4: There are things that need fixing, but the setting is not doomed. That's an important distinction. For example, Warhammer 40K is a very dark setting overall, but the PC's can still win meaningful victories on a smaller scale. Wraith: The Oblivion tips too far into the "Why bother?" side for me, when Oblivion has infinite soldiers and resources and nearly everyone on the not-Oblivion side is a raging jackass at best. And Blue Rose leans a little too far in the other direction, where there's a scarcity of villains and most of them are clustered up together in the designated Bad Guy Land.

5: More importantly than getting a census of the world, I want to know what it's like to live there. The 5e Eberron book did this magnificently, to the point where I consider it the best incarnation of the setting so far. Things like rolling to see how a random village has been scarred by the war, or to see what sort of intrigue or zany scheme my gnome character is tangled up in are more useful to setting the tone of a place than pages of dry statistics. I like how the Wildemount book included adventure hooks for each location. And in another setting book I read, I really liked how they provided generic types of characters that you might meet in a certain location--characters like "Ill-Mannered Old Money", "Braggart Mercenary", "Worldly Priest". And so on.

6: Make non-humans feel non-human. This is a bit of a pet peeve of mine--dwarves and elves should not feel mundane. They should be getting different reactions from a human and have some way that they don't quite think or act like humans do.

7: No metaplot.
 

Aldarc

Legend
Are you talking about Planescape? Because this sounds much like Planescape.
Amazing world, but offers nothing to have adventures in it.
Honestly I was foremost thinking of a non-D&D setting - Tekumel: Empire of the Petal Throne - but I can see how Planescape could apply.
 

Shiroiken

Legend
The primary thing a setting book needs is to explain the style of the world, which helps players and DMs decide if it's what they're looking for. It also helps differentiate it between similar settings (Greyhawk as sword & sorcery, Realms as heroic fantasy, Dragonlance as epic fantasy) and to promote any unique twist (Dark Sun's defiling, Eberron's steampunk, Ravnica's megacity). WotC current setup seems good, balancing character options, DM options, and lore, and while I personally I prefer more DM content and lore than character options, that doesn't sell books.

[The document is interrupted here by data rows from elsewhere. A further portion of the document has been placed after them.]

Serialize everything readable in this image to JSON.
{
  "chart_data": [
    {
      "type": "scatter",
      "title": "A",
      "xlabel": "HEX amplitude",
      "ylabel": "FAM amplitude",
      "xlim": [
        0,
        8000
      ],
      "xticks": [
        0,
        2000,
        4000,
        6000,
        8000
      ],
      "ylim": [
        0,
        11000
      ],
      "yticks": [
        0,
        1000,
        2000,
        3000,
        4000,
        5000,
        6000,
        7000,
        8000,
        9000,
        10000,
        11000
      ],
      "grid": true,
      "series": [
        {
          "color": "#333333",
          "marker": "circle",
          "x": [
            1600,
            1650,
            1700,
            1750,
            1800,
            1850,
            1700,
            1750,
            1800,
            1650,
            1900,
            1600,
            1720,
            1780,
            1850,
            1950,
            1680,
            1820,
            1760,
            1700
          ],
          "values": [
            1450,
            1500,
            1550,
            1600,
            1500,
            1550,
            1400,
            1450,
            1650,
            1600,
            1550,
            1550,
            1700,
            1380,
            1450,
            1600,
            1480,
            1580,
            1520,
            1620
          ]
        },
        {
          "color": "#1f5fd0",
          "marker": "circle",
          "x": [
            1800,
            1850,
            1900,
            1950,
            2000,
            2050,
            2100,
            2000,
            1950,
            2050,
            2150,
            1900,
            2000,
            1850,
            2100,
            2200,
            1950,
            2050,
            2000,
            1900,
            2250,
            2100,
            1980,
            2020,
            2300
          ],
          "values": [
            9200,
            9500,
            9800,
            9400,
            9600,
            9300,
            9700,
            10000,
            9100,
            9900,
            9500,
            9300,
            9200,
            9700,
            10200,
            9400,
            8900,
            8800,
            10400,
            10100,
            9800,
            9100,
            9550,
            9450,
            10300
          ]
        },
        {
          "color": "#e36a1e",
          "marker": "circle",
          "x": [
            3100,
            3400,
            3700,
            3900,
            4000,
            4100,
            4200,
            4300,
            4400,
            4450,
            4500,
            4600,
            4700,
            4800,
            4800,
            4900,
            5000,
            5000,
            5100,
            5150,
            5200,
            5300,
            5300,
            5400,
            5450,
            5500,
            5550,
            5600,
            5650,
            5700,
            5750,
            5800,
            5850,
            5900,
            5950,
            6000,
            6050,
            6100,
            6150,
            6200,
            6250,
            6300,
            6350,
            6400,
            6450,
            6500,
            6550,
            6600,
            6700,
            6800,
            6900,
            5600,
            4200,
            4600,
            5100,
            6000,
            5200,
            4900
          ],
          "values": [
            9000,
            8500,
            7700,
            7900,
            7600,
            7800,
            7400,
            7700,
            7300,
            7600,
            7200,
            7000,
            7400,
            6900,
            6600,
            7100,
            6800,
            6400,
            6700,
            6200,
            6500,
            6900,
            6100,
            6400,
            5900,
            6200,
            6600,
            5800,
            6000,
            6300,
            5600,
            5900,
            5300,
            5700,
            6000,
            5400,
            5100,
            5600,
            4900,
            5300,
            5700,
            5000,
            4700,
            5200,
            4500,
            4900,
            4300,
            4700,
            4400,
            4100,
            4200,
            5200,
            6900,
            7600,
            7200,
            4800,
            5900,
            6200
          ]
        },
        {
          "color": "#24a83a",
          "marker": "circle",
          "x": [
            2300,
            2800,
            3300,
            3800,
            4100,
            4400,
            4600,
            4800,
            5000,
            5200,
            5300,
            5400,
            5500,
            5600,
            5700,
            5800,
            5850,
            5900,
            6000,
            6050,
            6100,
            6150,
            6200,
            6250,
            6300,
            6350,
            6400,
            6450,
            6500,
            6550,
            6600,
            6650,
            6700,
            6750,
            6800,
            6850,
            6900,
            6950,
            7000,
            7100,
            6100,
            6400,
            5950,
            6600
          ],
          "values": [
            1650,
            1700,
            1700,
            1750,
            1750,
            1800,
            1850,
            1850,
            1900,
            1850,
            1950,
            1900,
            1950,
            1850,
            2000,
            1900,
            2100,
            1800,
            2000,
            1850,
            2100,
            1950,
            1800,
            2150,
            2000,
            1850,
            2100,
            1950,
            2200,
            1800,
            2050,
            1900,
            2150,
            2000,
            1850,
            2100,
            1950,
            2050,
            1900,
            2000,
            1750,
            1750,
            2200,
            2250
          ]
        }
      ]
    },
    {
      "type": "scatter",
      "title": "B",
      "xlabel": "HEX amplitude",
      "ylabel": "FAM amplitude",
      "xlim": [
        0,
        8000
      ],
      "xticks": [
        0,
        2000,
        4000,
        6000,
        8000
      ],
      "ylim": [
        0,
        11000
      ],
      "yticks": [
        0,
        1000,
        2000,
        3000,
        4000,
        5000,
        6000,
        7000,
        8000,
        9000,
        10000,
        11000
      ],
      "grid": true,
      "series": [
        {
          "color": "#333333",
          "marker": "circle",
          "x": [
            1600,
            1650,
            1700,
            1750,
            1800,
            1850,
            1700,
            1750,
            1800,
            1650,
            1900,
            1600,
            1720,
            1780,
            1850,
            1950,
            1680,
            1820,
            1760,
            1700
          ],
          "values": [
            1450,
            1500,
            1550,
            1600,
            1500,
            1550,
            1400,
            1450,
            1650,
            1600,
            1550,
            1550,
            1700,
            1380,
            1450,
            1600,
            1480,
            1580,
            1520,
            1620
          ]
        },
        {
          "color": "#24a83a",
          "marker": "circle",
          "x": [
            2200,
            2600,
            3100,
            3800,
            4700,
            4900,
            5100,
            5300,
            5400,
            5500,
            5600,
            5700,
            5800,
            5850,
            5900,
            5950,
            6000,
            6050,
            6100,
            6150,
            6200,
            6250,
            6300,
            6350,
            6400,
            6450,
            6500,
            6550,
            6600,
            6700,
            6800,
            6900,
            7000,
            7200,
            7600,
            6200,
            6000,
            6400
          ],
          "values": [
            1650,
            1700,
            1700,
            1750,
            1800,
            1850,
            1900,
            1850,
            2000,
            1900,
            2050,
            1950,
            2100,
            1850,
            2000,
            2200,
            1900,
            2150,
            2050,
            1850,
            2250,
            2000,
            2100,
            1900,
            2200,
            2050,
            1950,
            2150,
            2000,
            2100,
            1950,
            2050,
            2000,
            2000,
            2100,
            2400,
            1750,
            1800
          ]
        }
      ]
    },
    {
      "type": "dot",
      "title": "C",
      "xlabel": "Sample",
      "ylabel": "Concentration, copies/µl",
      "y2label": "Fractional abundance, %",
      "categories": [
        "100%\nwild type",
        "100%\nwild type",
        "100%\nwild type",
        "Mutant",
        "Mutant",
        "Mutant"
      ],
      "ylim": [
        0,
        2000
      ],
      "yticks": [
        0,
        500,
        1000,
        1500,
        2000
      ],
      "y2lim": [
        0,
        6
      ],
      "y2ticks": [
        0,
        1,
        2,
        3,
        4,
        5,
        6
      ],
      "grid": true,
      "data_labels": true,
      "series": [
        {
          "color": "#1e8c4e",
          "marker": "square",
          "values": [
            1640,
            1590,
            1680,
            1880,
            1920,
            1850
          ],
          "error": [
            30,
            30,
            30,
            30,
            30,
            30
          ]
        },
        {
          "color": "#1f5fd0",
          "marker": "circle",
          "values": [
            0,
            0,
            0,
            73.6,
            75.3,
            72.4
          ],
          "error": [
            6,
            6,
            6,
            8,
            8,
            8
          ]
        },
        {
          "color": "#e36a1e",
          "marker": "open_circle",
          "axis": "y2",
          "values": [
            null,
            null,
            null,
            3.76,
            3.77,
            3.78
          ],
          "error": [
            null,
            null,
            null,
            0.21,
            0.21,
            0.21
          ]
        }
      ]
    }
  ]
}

The book needs to strike a balance between utility and inspiration. The Living Greyhawk Gazetteer is a wonderfully detailed encyclopedia of the Greyhawk setting... that reads exactly like an encyclopedia. Conversely, the original boxed set was filled with all kinds of inspiration for the DM, but was lacking in a lot of detail. It's presumed that the latter was done on purpose to allow DMs to fill in as they see fit, but this isn't useful to a lot of DMs. An overly detailed world, as the Realms had become by the end of 3E, also limits the DM in how much leeway they have in making adventures and locations.